So I stretched my body because I needed to stretch my heart, but it wouldn't give. It wouldn't fucking give, so I had to to ask yoga. I hit my mat and wished for deliverance. I wished for the sweet release of breath and movement and prayed my stingy heart would take note. Move blood, move bones, move breath, move body. Come on heart- open, receive, feel more than just the numbness.
Is that you fear? Old friend, heavy hitter, most likely to succeed? Did you invite doubt, hate and anxiety too? Is it a dinner party now in which you serve up painful memories and unhealed wounds? What is for dessert? Distrust topped with self loathing and hostility? Thought so. So what? What now?
I breathe. I let you in. I welcome you like a good hostess, dressed in my very best. I have been drinking wine. I have been praying. I have been trying. You show up and I act like the good little girl, the dutiful wife, the committed concubine I am. I let you in.
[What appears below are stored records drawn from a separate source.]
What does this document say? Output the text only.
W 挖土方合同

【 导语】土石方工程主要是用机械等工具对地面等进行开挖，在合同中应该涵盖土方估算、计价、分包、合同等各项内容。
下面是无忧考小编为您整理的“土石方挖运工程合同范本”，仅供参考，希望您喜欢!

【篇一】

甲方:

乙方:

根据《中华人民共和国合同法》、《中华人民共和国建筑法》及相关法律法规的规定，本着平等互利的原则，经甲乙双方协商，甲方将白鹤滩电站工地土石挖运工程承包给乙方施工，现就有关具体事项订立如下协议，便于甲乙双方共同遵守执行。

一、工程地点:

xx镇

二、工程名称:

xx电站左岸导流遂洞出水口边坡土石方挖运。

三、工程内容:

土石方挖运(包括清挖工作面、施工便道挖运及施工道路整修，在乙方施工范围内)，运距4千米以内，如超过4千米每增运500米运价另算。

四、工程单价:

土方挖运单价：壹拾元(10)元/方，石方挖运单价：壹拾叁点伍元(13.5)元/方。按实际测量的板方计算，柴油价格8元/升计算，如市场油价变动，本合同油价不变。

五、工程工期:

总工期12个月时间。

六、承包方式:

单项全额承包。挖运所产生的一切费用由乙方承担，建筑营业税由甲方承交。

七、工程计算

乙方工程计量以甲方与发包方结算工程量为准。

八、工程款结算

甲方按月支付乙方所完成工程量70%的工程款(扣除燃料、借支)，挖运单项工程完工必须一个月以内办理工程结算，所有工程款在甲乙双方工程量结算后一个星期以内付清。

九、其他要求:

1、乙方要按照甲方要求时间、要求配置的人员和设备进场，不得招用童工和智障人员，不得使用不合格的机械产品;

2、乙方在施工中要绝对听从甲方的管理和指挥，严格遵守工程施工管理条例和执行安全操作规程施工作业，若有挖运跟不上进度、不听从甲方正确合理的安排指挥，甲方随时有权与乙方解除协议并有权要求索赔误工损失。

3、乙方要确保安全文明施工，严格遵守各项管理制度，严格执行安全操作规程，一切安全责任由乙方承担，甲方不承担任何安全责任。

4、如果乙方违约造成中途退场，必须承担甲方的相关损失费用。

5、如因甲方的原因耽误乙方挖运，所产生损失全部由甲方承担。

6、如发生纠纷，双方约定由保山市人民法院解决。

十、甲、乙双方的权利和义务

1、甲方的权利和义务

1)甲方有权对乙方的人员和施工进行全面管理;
We sway and for the first time, I lead. I direct the movement. I breathe in and I breath out and you disappear. I am left empty but not gutted. Alone but not lonely. You leave and I am a soloist. My heart murmurs softly from within, "thank you." The sweet liberation from it's captor. Just an illusion, yet a very real threat. My heart emerges and fills me with song. Together we dance. Free. Has it not always been the point? Liberation through movement. Yoga was that you?